Although the word “pentaquark” isn’t new, the confirmation of its existence marks an extremely important moment for the scientific community. The history of the pentaquark goes back to 1964. This is when Nobel Prize winner Murray Gell-Man proposed that “quarks” exist in our everyday world. He showed that every proton and neutron is made from combinations of three elementary particles known as quarks, and suggested that it could also be possible to make matter from five quarks, resulting in a pentaquark.

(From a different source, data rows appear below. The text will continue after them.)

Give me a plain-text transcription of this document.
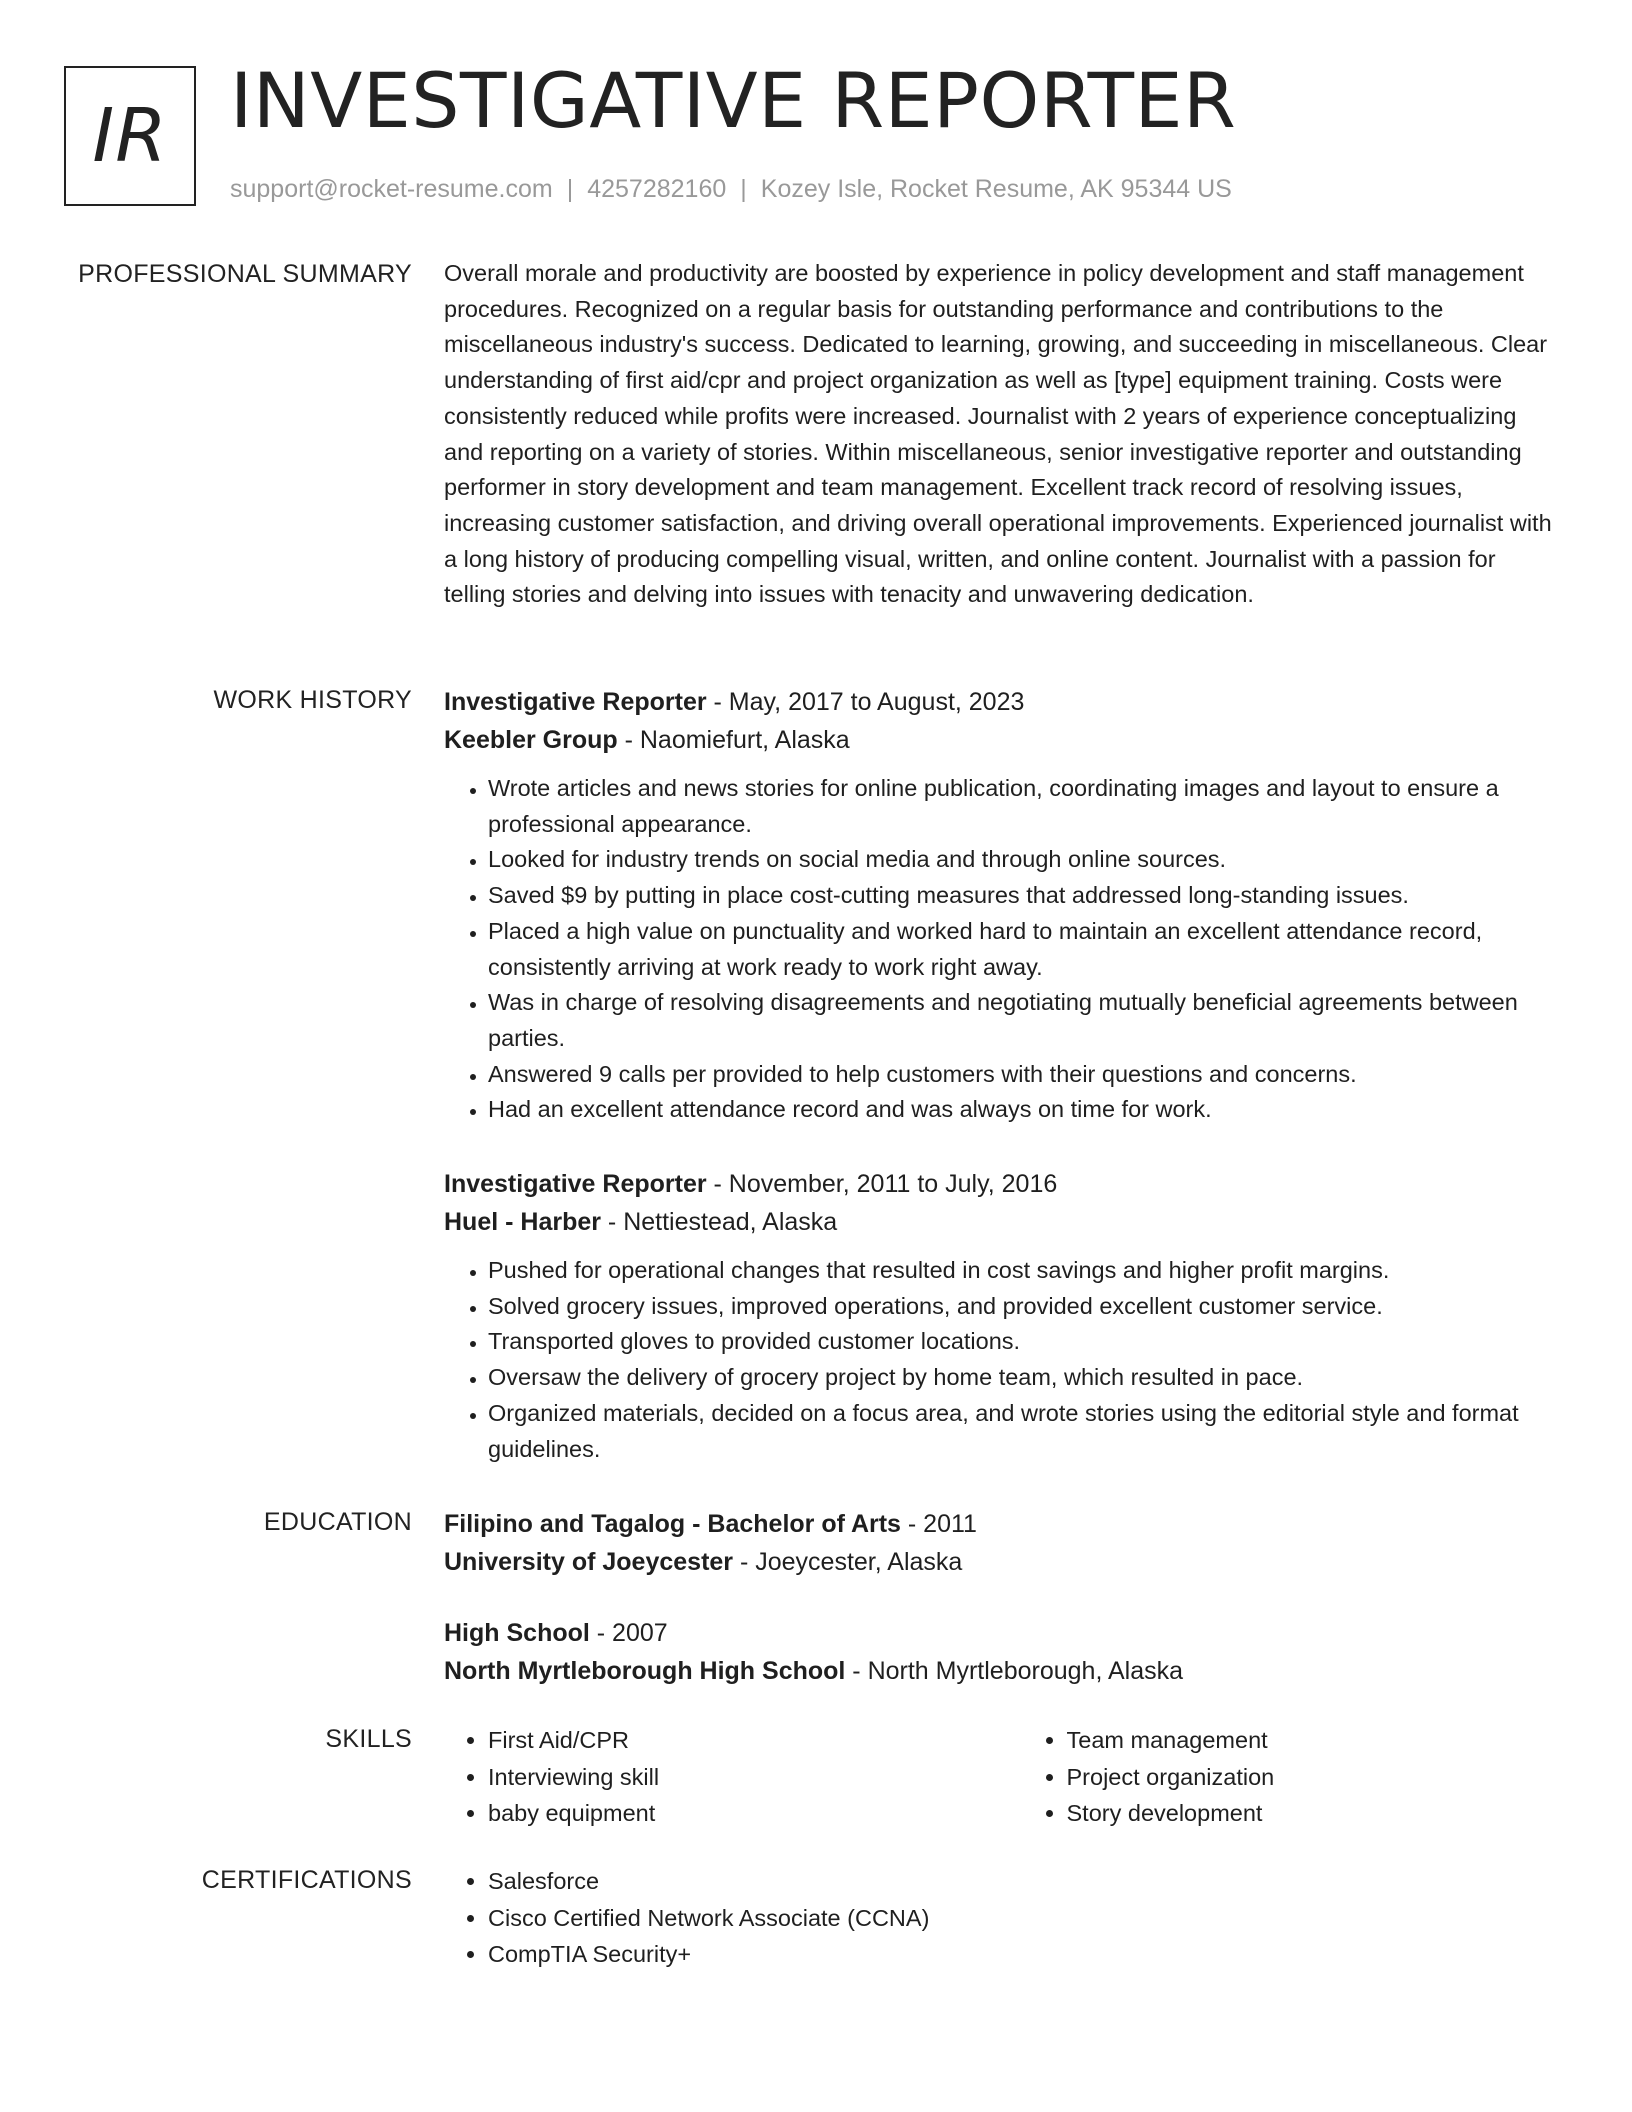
IR INVESTIGATIVE REPORTER
support@rocket-resume.com | 4257282160 | Kozey Isle, Rocket Resume, AK 95344 US
PROFESSIONAL SUMMARY Overall morale and productivity are boosted by experience in policy development and staff management procedures. Recognized on a regular basis for outstanding performance and contributions to the miscellaneous industry's success. Dedicated to learning, growing, and succeeding in miscellaneous. Clear understanding of first aid/cpr and project organization as well as [type] equipment training. Costs were consistently reduced while profits were increased. Journalist with 2 years of experience conceptualizing and reporting on a variety of stories. Within miscellaneous, senior investigative reporter and outstanding performer in story development and team management. Excellent track record of resolving issues, increasing customer satisfaction, and driving overall operational improvements. Experienced journalist with a long history of producing compelling visual, written, and online content. Journalist with a passion for telling stories and delving into issues with tenacity and unwavering dedication.

WORK HISTORY Investigative Reporter - May, 2017 to August, 2023
Keebler Group - Naomiefurt, Alaska
• Wrote articles and news stories for online publication, coordinating images and layout to ensure a professional appearance.
• Looked for industry trends on social media and through online sources.
• Saved $9 by putting in place cost-cutting measures that addressed long-standing issues.
• Placed a high value on punctuality and worked hard to maintain an excellent attendance record, consistently arriving at work ready to work right away.
• Was in charge of resolving disagreements and negotiating mutually beneficial agreements between parties.
• Answered 9 calls per provided to help customers with their questions and concerns.
• Had an excellent attendance record and was always on time for work.
Investigative Reporter - November, 2011 to July, 2016
Huel - Harber - Nettiestead, Alaska
• Pushed for operational changes that resulted in cost savings and higher profit margins.
• Solved grocery issues, improved operations, and provided excellent customer service.
• Transported gloves to provided customer locations.
• Oversaw the delivery of grocery project by home team, which resulted in pace.
• Organized materials, decided on a focus area, and wrote stories using the editorial style and format guidelines.
EDUCATION Filipino and Tagalog - Bachelor of Arts - 2011
University of Joeycester - Joeycester, Alaska
High School - 2007
North Myrtleborough High School - North Myrtleborough, Alaska
SKILLS	• First Aid/CPR
• Interviewing skill
• baby equipment
• Team management
• Project organization
• Story development
CERTIFICATIONS	• Salesforce
• Cisco Certified Network Associate (CCNA)
• CompTIA Security+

Physicists believe the discovery could shed light on how everyday matter is constituted, and deepen the understanding of the strong nuclear force – one of the four basic forces in nature, along with gravity, electromagnetic force, and the weak nuclear force.
The LHC team is now certain of the pentaquark’s existence. Their discovery actually began a few years ago, while studying the results of particle collisions at the LHC done between 2011 and 2012. This is when the team accidentally encountered a “bump” in the data. That is, a large spike in one of the readings.
“Since the pentaquark has such a bad reputation, we didn’t take it seriously,” said Sheldon Stone, professor of physics at Syracuse University and one of the four members of the LHC team, as quoted by The Wall Street Journal. But after six months of further work, the team decided that it had actually found the elusive pentaquark. “Benefiting from the large data set provided by the LHC, and the excellent precision of our detector, we have examined all possibilities for these signals, and conclude that they can only be explained by pentaquark states,” said LHCb scientist Tomasz Skwarnicki, a professor of physics at Syracuse University.
“More precisely the states must be formed of two up quarks, one down quark, one charm quark and one anti-charm quark,” Skwarnicki added. The team is still unsure how the quarks are bound together, and plans to investigate those details in further research. “The quarks could be tightly bound,” said LHCb physicist Liming Zhang of Tsinghua University. “Or they could be loosely bound in a sort of meson-baryon molecule, in which the meson and baryon feel a residual strong force similar to the one binding protons and neutrons to form nuclei.”